Çanakkale’deki gibi büyük ve her yeri saran türden değildi ama.. Az daha bir köy elden gidiyor, bir ormanlık alan kül oluyordu. Birkaç dam, iki tepe, yüzlerce ağaç, köy içindeki sarı otlar ve dahi börtü böcek, sincap kaplumbağa, yılan çıyan.. Gözümüzün önünde kül oldu gitti.

O yüzden artık, bu yangın haberlerini yaparken, yazarken, görüntülerken, haber rutini klişe cümlelerle değil.. Yaşayan, bilen, gören, tanıklık eden bir vatandaş olarak önceliyoruz.

 

***

BU haberler artacak, öyle görünüyor.

İşte efendim iklim değişikliği, küresel ısınma falan.

Meselâ iklim değişikliğiyle ilgili haberlere hiç ilgi göstermiyor bu millet.

‘Küresel ısınma’ klişesi, en pespaye magazin haberinin gölgesinde kalıyor.

Sadece yangınlar değil; deprem ve sel felaketleri de öyle.

Oysa depremlerle iç içe yaşıyoruz. 6 Şubat’ta 11 şehrini kaybetti bu ülke. Binlerce yurttaş enkaz altında can verdi. Bir saat önce oturup balkonunda serinlediğin ev, enkaz yığınına dönüştü.

Birkaç gün okuduk, izledik, arama kurtarma, enkaz kaldırma çalışmalarına dair haberleri takip ettik.

Sonra, çevirdik sayfaları.

Ya da sosyal medyadaki magazin paylaşımlarına zıpladık.. Tiktok videolarda komiklik aradık falan.

 

***

METEOROLOJİ de haber veriyor birkaç gün öncesinden ne olup biteceğini ama.. Bir de astrologların tahminleri, öngörüleri var.

Gezegen Retrolarına bakıp, eylül ortasından itibaren yaşanabilecek sel felaketlerine dikkat çekiyorlar.

Bunu öngörmek için astrolog, meteorolog olmak gerekmiyor.

Yaşanmış örneklerle sabit.. Yaşadıklarımızı gördük zaten, yaşamadıklarımızı da yaşayacağız bu süreçte.

Yağmurlar öyle eskisi gibi ahmak ıslatan türde yağmıyor ki!

Yağdı mı sel oluyor; evleri, barkları, köyleri, kentleri sel alıp sürüklüyor.

Gölgede elli dereceleri görmedik mi bu yaz?

Bir bakıyorsun yakıcı sıcak, yarım saat sonra fırtına, yağmur, sel…

 

***

BİR DE iklim değişikliği olgusunu diline dolayan, çok konuşan ama hiç bir şey yapmayanlar var.

Adam uluslararası arenalarda falan iklim değişikliğiyle mücadele toplantılarına katılıyor, iki çuval laf söylüyor.. Kendi memleketinde yağmur suyu gideri bile yapamıyor!

 

***

TÜM bunlar olup biterken, kıtlık ve açlığı da yaşamak zorunda kalacağız ileride.

Beklenmeyen anda gelen dolu yağışı, tarlalardaki ekili ürünleri paramparça edecek meselâ.

Ağaçlarda dal bırakmayacak!

“Ceviz büyüklüğünde dolu yağdı” diye okuyoruz ya haberlerde hep.. Karpuz büyüklüğünde olanları görmek de mümkün!

Ülkenin dört bir yanı sallanıyor.
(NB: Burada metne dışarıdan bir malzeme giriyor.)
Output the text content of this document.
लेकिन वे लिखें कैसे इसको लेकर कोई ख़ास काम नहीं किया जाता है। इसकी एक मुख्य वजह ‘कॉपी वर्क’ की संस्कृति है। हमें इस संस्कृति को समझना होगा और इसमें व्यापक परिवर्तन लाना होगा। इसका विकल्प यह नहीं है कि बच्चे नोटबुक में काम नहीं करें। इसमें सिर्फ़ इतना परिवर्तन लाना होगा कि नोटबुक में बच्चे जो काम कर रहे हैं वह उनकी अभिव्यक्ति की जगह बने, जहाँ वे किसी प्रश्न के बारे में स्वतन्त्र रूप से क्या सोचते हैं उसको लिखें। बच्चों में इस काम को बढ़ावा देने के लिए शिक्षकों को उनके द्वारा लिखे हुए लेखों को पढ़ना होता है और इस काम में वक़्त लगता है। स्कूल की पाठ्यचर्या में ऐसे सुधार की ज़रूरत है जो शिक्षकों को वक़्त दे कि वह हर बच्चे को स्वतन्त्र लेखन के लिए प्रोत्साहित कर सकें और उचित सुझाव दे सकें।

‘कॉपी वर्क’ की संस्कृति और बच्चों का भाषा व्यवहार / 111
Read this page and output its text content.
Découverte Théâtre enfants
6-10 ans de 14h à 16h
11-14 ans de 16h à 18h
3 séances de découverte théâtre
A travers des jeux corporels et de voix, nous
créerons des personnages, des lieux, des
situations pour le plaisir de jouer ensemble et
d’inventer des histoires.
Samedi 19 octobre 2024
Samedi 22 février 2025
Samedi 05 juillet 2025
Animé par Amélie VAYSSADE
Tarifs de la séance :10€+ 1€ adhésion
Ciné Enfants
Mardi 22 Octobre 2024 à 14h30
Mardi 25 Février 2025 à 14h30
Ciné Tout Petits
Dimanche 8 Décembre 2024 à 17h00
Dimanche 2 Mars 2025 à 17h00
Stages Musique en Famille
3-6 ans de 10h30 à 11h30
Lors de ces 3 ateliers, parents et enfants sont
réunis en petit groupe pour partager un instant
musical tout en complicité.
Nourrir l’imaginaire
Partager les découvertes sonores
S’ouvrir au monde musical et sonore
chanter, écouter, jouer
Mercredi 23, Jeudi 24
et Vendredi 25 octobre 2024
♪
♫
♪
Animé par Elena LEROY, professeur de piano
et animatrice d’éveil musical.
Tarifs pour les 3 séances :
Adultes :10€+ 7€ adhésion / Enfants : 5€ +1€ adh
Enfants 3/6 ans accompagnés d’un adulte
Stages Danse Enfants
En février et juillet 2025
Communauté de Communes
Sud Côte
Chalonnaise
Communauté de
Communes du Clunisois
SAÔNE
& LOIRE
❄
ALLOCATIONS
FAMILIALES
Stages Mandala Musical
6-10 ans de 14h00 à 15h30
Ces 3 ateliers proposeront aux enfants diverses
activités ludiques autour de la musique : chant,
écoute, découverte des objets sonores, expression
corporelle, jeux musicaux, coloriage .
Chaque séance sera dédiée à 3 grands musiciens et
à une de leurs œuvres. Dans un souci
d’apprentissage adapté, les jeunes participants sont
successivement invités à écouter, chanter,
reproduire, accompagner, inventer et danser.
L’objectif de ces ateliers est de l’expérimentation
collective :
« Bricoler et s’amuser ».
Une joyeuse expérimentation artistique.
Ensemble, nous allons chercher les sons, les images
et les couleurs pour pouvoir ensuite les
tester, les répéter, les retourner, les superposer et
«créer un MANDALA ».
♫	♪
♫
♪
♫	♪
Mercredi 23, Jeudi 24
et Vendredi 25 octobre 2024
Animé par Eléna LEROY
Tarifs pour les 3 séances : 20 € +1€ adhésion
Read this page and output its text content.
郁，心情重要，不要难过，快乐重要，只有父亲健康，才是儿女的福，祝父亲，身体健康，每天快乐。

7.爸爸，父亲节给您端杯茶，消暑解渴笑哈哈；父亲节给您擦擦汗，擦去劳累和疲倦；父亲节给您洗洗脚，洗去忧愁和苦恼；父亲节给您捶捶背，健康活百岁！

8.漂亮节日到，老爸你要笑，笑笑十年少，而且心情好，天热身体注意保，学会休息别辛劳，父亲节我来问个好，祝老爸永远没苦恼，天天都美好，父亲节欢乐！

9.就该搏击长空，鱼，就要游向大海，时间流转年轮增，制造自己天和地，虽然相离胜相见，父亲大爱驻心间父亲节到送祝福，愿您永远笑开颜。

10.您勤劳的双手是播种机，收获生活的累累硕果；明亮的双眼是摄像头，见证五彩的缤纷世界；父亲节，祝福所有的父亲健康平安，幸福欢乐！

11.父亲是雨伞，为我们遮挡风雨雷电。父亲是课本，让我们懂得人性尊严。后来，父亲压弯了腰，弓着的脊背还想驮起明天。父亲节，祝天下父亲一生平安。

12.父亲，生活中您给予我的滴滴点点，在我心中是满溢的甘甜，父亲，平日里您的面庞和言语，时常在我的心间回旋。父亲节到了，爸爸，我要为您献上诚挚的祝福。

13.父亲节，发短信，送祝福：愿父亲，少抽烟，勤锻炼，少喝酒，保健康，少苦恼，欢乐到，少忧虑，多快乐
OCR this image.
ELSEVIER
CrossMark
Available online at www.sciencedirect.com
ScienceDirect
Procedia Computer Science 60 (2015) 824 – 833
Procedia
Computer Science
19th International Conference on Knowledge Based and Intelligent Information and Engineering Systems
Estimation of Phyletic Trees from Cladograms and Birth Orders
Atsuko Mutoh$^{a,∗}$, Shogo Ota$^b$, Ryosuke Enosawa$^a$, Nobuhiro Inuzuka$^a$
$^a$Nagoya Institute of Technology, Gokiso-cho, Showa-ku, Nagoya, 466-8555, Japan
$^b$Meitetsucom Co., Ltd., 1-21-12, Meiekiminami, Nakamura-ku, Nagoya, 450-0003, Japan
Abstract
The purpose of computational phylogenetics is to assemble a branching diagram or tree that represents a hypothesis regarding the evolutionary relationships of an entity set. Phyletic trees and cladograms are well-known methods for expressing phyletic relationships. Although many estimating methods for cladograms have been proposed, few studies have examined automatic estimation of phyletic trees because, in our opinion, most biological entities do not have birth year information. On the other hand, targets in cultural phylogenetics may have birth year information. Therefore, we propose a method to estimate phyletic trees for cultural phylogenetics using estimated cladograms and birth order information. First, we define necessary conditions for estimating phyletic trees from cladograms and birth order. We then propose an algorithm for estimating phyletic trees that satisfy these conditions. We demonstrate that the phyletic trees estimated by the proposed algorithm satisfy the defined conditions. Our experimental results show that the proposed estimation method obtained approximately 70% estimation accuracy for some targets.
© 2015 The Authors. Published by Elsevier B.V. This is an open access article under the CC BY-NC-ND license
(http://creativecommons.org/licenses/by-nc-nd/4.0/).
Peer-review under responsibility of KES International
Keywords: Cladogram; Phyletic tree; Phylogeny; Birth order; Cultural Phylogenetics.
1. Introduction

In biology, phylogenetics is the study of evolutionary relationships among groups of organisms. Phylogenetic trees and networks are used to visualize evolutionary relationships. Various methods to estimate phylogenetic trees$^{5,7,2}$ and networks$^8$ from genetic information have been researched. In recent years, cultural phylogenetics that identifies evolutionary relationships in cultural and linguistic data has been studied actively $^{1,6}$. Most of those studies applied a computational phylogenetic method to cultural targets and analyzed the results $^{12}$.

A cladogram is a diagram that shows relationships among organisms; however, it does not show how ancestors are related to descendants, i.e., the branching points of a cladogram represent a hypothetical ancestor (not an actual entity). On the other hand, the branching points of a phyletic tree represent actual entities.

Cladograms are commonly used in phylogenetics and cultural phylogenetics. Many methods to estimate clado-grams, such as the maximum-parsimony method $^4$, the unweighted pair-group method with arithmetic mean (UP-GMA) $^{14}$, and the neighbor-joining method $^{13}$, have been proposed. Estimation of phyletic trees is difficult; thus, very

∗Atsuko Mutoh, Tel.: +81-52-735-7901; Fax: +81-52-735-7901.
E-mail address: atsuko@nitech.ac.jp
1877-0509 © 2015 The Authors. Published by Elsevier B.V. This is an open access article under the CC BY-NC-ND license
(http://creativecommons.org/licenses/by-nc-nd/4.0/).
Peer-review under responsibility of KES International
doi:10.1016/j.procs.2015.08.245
Altımızda envai çeşit fay; hareket halinde hepsi.

Şu uzman çıkıyor, olası Marmara depreminin yaklaştığına dikkat çekiyor..

Bu uzman çıkıyor, Doğu Anadolu fayının tetikleyeceği yeni depremlerden bahsediyor.

Büyük depremler sonrasındaki artçılar bile, büyük şiddette artık.

Özetle, dünyanın çivisi çıkmış gibi görünüyor.

Hepimizin üzerine düşen sorumluluklar yok mu?

Hani, “herkes kapısının önünü süpürse dünya tertemiz olur” diyoruz ya hep.

Bu kıyamet çağını en az hasarla atlatmak için herkesin yapabileceği bir şeyler olmalı.

 

Ardımızdaki orman alev alev yanarken, plajda güneşlenenlerden olmayın!